C’è un’altra cosa rimasta legata all’URSS e ha sempre a che vedere con i treni: le biglietterie, invariabilmente presidiate da robuste donne sessantenni che non parlano alcunché non sia materno, vendono anche snacks, bibite e specie di menù combinati. Non che non sia utile, uno fa le cose in una volta sola, però mi colpisce, trasmette un’immagine che da noi sarebbe ritenuta degradante per l’azienda e gli impiegati, chissà che casino farebbe la corporazione dei baristi da stazione. Lo stesso accade con i controllori, anch’essi invariabilmente lo stesso tipo di donna, mai visto un uomo, che hanno un cestinello di vimini con dentro due crackers, due merendine e due bibite. Politica aziendale, chiaramente, identica in Lettonia, Bulgaria, alcune stazioni in Polonia, Repubblica Ceca, Slovacchia e così via.
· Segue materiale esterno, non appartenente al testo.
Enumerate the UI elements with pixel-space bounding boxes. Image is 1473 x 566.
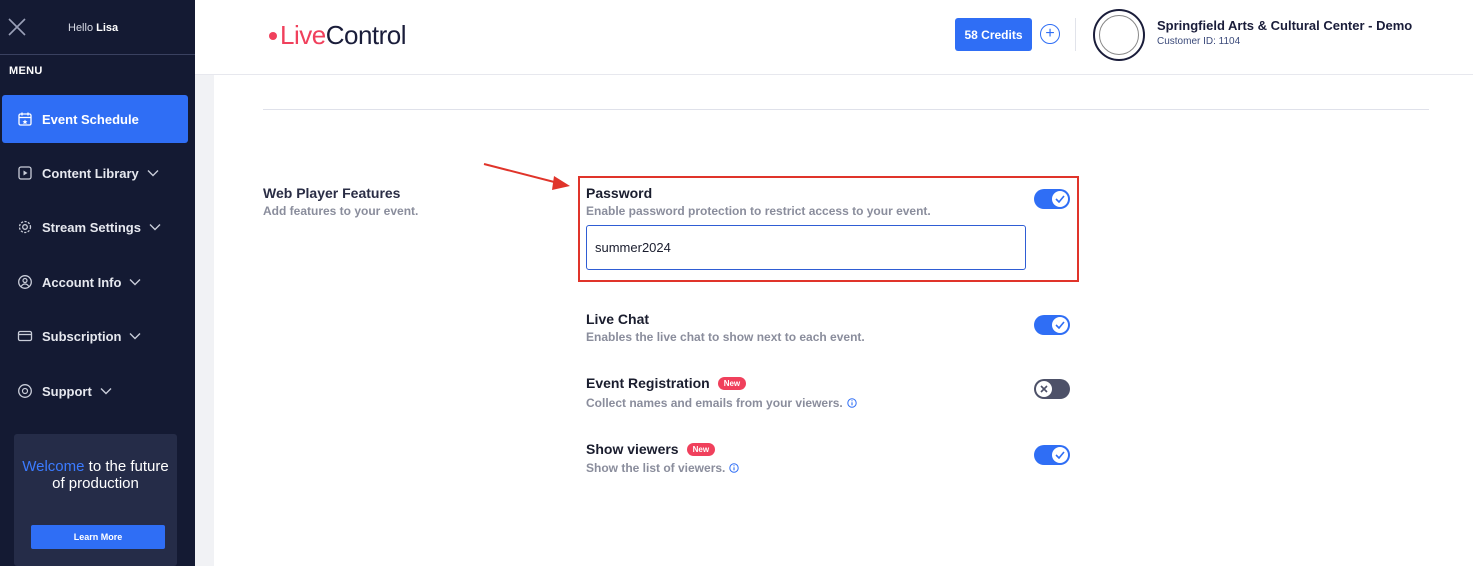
x-icon [1036,381,1052,397]
main-content: Web Player Features Add features to your… [214,75,1473,566]
info-icon[interactable] [847,398,857,408]
organization-name: Springfield Arts & Cultural Center - Dem… [1157,18,1413,33]
live-chat-toggle[interactable] [1034,315,1070,335]
livecontrol-logo[interactable]: Live Control [269,20,407,51]
divider [263,109,1429,110]
plus-icon: + [1045,25,1055,42]
sidebar-item-label: Account Info [42,274,122,290]
info-icon[interactable] [729,463,740,473]
sidebar-item-event-schedule[interactable]: Event Schedule [2,95,188,143]
gear-icon [17,219,33,235]
greeting: Hello Lisa [68,22,119,34]
promo-text: Welcome to the future of production [22,458,169,492]
new-badge: New [686,442,716,456]
check-icon [1052,317,1068,333]
sidebar-item-label: Stream Settings [42,219,141,235]
user-circle-icon [17,274,33,290]
sidebar-item-support[interactable]: Support [2,367,188,415]
sidebar-item-label: Support [42,383,92,399]
seal-icon [1099,15,1139,55]
chevron-down-icon [129,278,141,286]
chevron-down-icon [149,223,161,231]
sidebar-item-label: Subscription [42,328,122,344]
sidebar-item-account-info[interactable]: Account Info [2,258,188,306]
customer-id: Customer ID: 1104 [1157,36,1241,47]
logo-dot [269,31,277,40]
menu-label: MENU [9,65,43,77]
feature-subtitle-live-chat: Enables the live chat to show next to ea… [586,330,865,344]
new-badge: New [717,376,747,390]
sidebar-header: Hello Lisa [0,0,195,55]
credits-button[interactable]: 58 Credits [955,18,1032,51]
calendar-star-icon [17,111,33,127]
section-subtitle: Add features to your event. [263,204,419,218]
sidebar-item-stream-settings[interactable]: Stream Settings [2,203,188,251]
feature-title-event-registration: Event Registration New [586,375,747,391]
chevron-down-icon [147,169,159,177]
feature-title-show-viewers: Show viewers New [586,441,716,457]
sidebar-item-label: Event Schedule [42,111,139,127]
promo-card: Welcome to the future of production Lear… [14,434,177,566]
feature-subtitle-show-viewers: Show the list of viewers. [586,461,740,475]
header-divider [1075,18,1076,51]
annotation-arrow-icon [483,163,570,190]
event-registration-toggle[interactable] [1034,379,1070,399]
sidebar-item-label: Content Library [42,165,139,181]
credit-card-icon [17,328,33,344]
annotation-highlight-box [578,176,1079,282]
play-square-icon [17,165,33,181]
show-viewers-toggle[interactable] [1034,445,1070,465]
feature-title-live-chat: Live Chat [586,311,650,327]
sidebar: Hello Lisa MENU Event Schedule Content L… [0,0,195,566]
learn-more-button[interactable]: Learn More [31,525,165,549]
chevron-down-icon [100,387,112,395]
user-name: Lisa [96,22,119,34]
section-title: Web Player Features [263,185,401,201]
sidebar-item-content-library[interactable]: Content Library [2,149,188,197]
top-header: Live Control 58 Credits + Springfield Art… [195,0,1473,75]
close-icon[interactable] [8,18,26,36]
question-circle-icon [17,383,33,399]
add-credits-button[interactable]: + [1040,24,1060,44]
sidebar-item-subscription[interactable]: Subscription [2,312,188,360]
feature-subtitle-event-registration: Collect names and emails from your viewe… [586,396,857,410]
organization-avatar[interactable] [1093,9,1145,61]
chevron-down-icon [129,332,141,340]
check-icon [1052,447,1068,463]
Ora me ne vado in un negozio di galanterijos, che domani mi muovo e voglio essere elegante. Prima, però, un suggerimento di viaggio, un’ipotesi che chi vuole raccoglie. In treno, oggi va così. Data la politica di espansione dell’UE della rete ferroviaria, e non solo ad alta velocità, è bene tenere d’occhio il progetto di Rail Baltica, ovvero il collegamento Varsavia-Kaunas/Vilnius-Riga-Tallinn-Helsinki, in fase di realizzazione entro il 2026. C’è qualche ritardo, in effetti, ma l’idea avanza. E il progetto prevede ampio uso dei treni notturni, per cui il viaggio si fa interessante. Vado oltre nella proposta. Non è che sia necessario attendere il 2026, i collegamenti già ci sono, semplicemente non è una linea unica e qualche tratta è un po’ vecchiotta, si può fare tranquillamente. Quindi, al giro delle capitali baltiche, almeno fino a Tallinn, io aggiungerei un tratto in partenza, il Berlino-Varsavia, agile e facile da prendere, con tappa intermedia a Poznań (ne avevo detto qui). Molto Brandeburgo, cavoli e pianure, secondo me ne vale la pena. Berlino-Tallinn in treno, un po’ di notte, un po’ di giorno, quasi all’insegna della vecchia Prussia, un modo furbo per capirne qualche bandolo, guardando fuori dal finestrino e camminando per città interessanti e, quasi tutte, di grande fascino.